Silver City was a silver mining town about 90 miles (140 km) south-southwest of Salt Lake City, Utah, an area considered part of the Tintic Mining District that also produced bismuth, copper, gold, and lead. Settlement began with the first mining strikes here in 1869. The city’s population hit a peak of 1,500 in 1908, nearly 40 years after its settlement during the heyday of silver and ore mining.
Jessie Knight, known as “Mormon Wizard” around mining camps because of his tendency to find ore sites, established there the foundations of the mining operations. He decided to build a smelter in Silver City because it had the flattest ground in all of the Tintic Mining District.
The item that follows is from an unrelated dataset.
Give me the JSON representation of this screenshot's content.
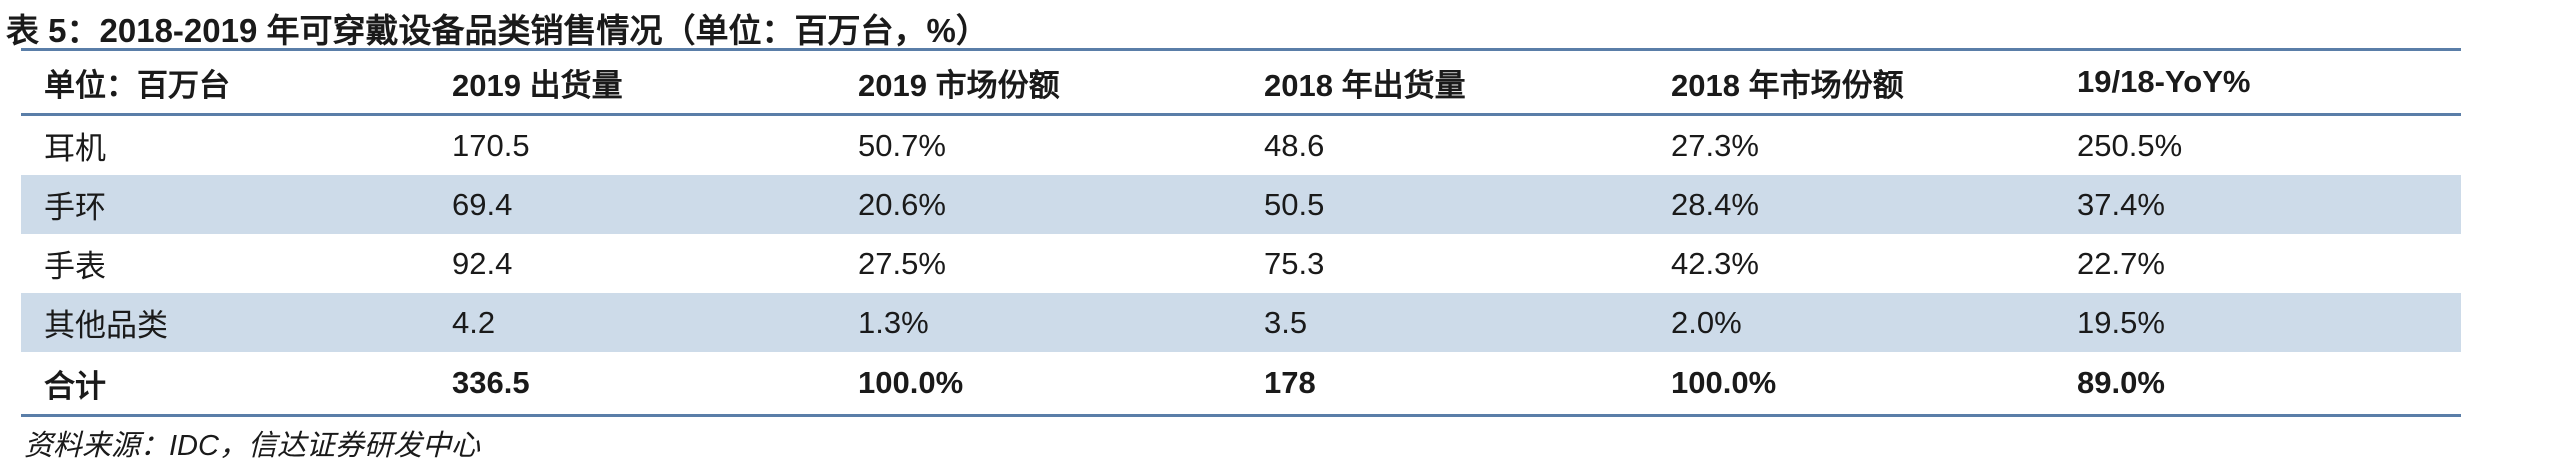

However, freight rates in the Salt Lake Valley beat out those of Silver City and initiated its decline. A few years later, the mines began to run dry or flood and records show that by 1912 the population was already down to 300.
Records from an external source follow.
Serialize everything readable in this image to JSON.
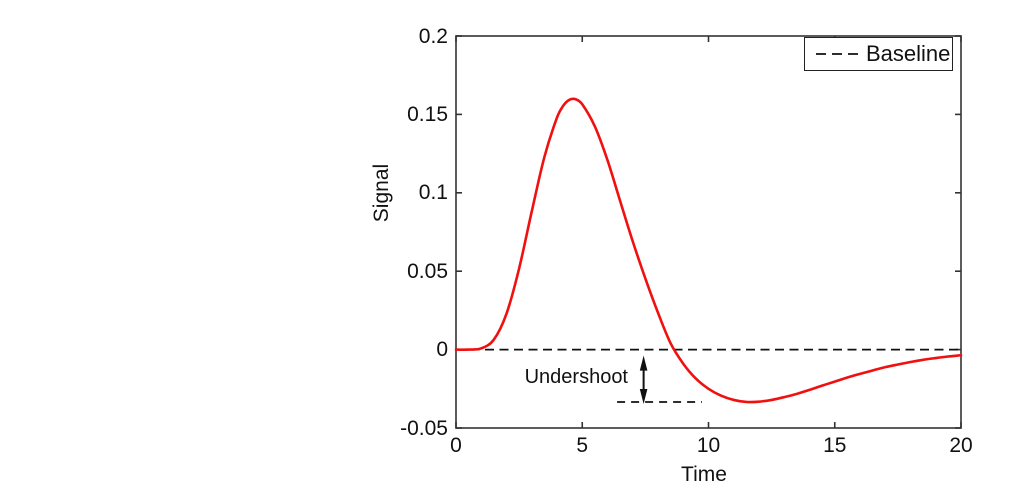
{
  "chart_data": {
    "type": "line",
    "title": "",
    "xlabel": "Time",
    "ylabel": "Signal",
    "xlim": [
      0,
      20
    ],
    "ylim": [
      -0.05,
      0.2
    ],
    "xticks": [
      0,
      5,
      10,
      15,
      20
    ],
    "xtick_labels": [
      "0",
      "5",
      "10",
      "15",
      "20"
    ],
    "yticks": [
      -0.05,
      0,
      0.05,
      0.1,
      0.15,
      0.2
    ],
    "ytick_labels": [
      "-0.05",
      "0",
      "0.05",
      "0.1",
      "0.15",
      "0.2"
    ],
    "grid": false,
    "axis_color": "#333333",
    "legend": {
      "position": "top-right",
      "entries": [
        {
          "label": "Baseline",
          "style": "dashed",
          "color": "#111111"
        }
      ]
    },
    "series": [
      {
        "name": "signal-response",
        "color": "#f01010",
        "x": [
          0,
          0.5,
          1,
          1.5,
          2,
          2.5,
          3,
          3.5,
          4,
          4.25,
          4.5,
          4.75,
          5,
          5.5,
          6,
          6.5,
          7,
          7.5,
          8,
          8.5,
          9,
          9.5,
          10,
          10.5,
          11,
          11.5,
          12,
          12.5,
          13,
          13.5,
          14,
          14.5,
          15,
          15.5,
          16,
          16.5,
          17,
          17.5,
          18,
          18.5,
          19,
          19.5,
          20
        ],
        "y": [
          0,
          0.0,
          0.0008,
          0.0064,
          0.0229,
          0.0518,
          0.0881,
          0.1228,
          0.148,
          0.1556,
          0.1594,
          0.1596,
          0.1565,
          0.1423,
          0.1208,
          0.0948,
          0.069,
          0.0453,
          0.0235,
          0.004,
          -0.009,
          -0.0185,
          -0.025,
          -0.0294,
          -0.0321,
          -0.0334,
          -0.0332,
          -0.0321,
          -0.0303,
          -0.0282,
          -0.0257,
          -0.023,
          -0.0204,
          -0.0178,
          -0.0155,
          -0.0133,
          -0.0112,
          -0.0095,
          -0.0079,
          -0.0065,
          -0.0054,
          -0.0044,
          -0.0036
        ]
      },
      {
        "name": "baseline",
        "color": "#111111",
        "style": "dashed",
        "y_const": 0
      }
    ],
    "annotations": [
      {
        "text": "Undershoot",
        "arrow": {
          "x": 7.43,
          "from": 0,
          "to": -0.0331
        },
        "dash_segment": {
          "y": -0.0334,
          "x_from": 6.38,
          "x_to": 9.74
        }
      }
    ]
  }
}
By 1930, the town was virtually empty.
Today, the remains of Silver City include only a few stone foundations, a few holes where mines were, a number of tailings piles and the cemetery.
The graves, from the two to three dozen, date back to the 1880s and many of the headstones attest to the difficulties of living during this time, as many belong to infants and children, finely ornated with designs such as flowers and lambs. However, a few have been damaged or have fallen victim to the elements.
As simple as the lonely cemetery may appear, it was placed on the National Register of Historic Places in 1979 because of its significance to Utah and its once-thriving mining communities. And, in addition, it is one of the last remnants of Silver City still standing, as the last witness to a community full of families, mining workers, and life stories that vanished as quickly as it was established.